Tuesday, October 18, 2011

Who Needs Tenure? Who Needs Green Dot?


The new contract between New York's United Federation of Teachers and Green Dot, the California-based charter school operator, offers teachers no tenure or seniority-based layoffs, according to Gotham Schools. Green Dot NY teacher evaluations will be based 20% on student standardized test scores and 20% on other measures of student academic growth.

Dana Goldstein (lady wonk) sees this as a model for teacher contracts of the future, assuming that teachers are well-trained and allowed to participate in the administration of their schools. She sees Green Dot as a “healthy” environment that emphasizes collegiality and professionalism and that has little “administrative overreach.” Randi Weingarten told her that she could envision entire districts based on Green Dot-like contracts.

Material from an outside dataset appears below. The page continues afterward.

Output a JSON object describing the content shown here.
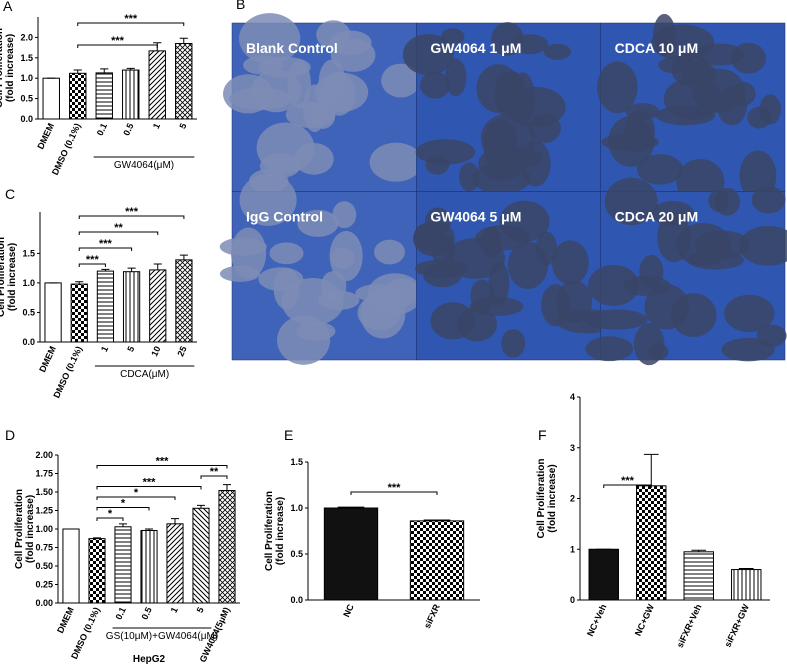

The problem is that even if it was true that Green Dot was a “healthy” work environment that truly valued collegiality and professionalism, there would necessarily still be an adversarial relationship between management and employees, as there necessarily is in all workplaces. As long as someone else is in charge of one’s income, working conditions and job security, the relationship is exploitative and adversarial by definition.

Forgetting (or denying) this is asking to be walked all over. Without tenure, seniority, or other job protections, teachers at Green Dot can be fired or disciplined for almost any reason, like at non-unionized charter schools, including organizing or taking job actions to defend their contract or fight for a better one.

The other problem is that Green Dot is not a “healthy” work environment that values its employees. It is a private, for-profit enterprise whose entire raison d’etre is to maximize profits. They do this by exploiting teachers, paying them as little and working them as hard as possible. They cannot afford to give teachers any real autonomy or authority and will inevitably try to impose policies that are detrimental to students’ and teachers’ wellbeing. Without tenure and seniority protections, teachers are far less likely to challenge such policies, no matter how “collegial” or “professional” the environment.

Let’s not forget that Green Dot was behind the intimidation campaign in Compton by the astro-turf Parent Revolution. Green Dot has been sucking millions of dollars from cash-strapped public schools in Los Angeles and elsewhere, with some of its schools performing so poorly they have gone under. They have surrounded some of their schools with private thugs who have pepper sprayed students.

In short, Green Dot is a dysfunctional and dangerous work environment, not a “healthy” environment to which teachers should aspire. And Weingarten and UFT are collaborationist sellouts—unhealthy for teachers.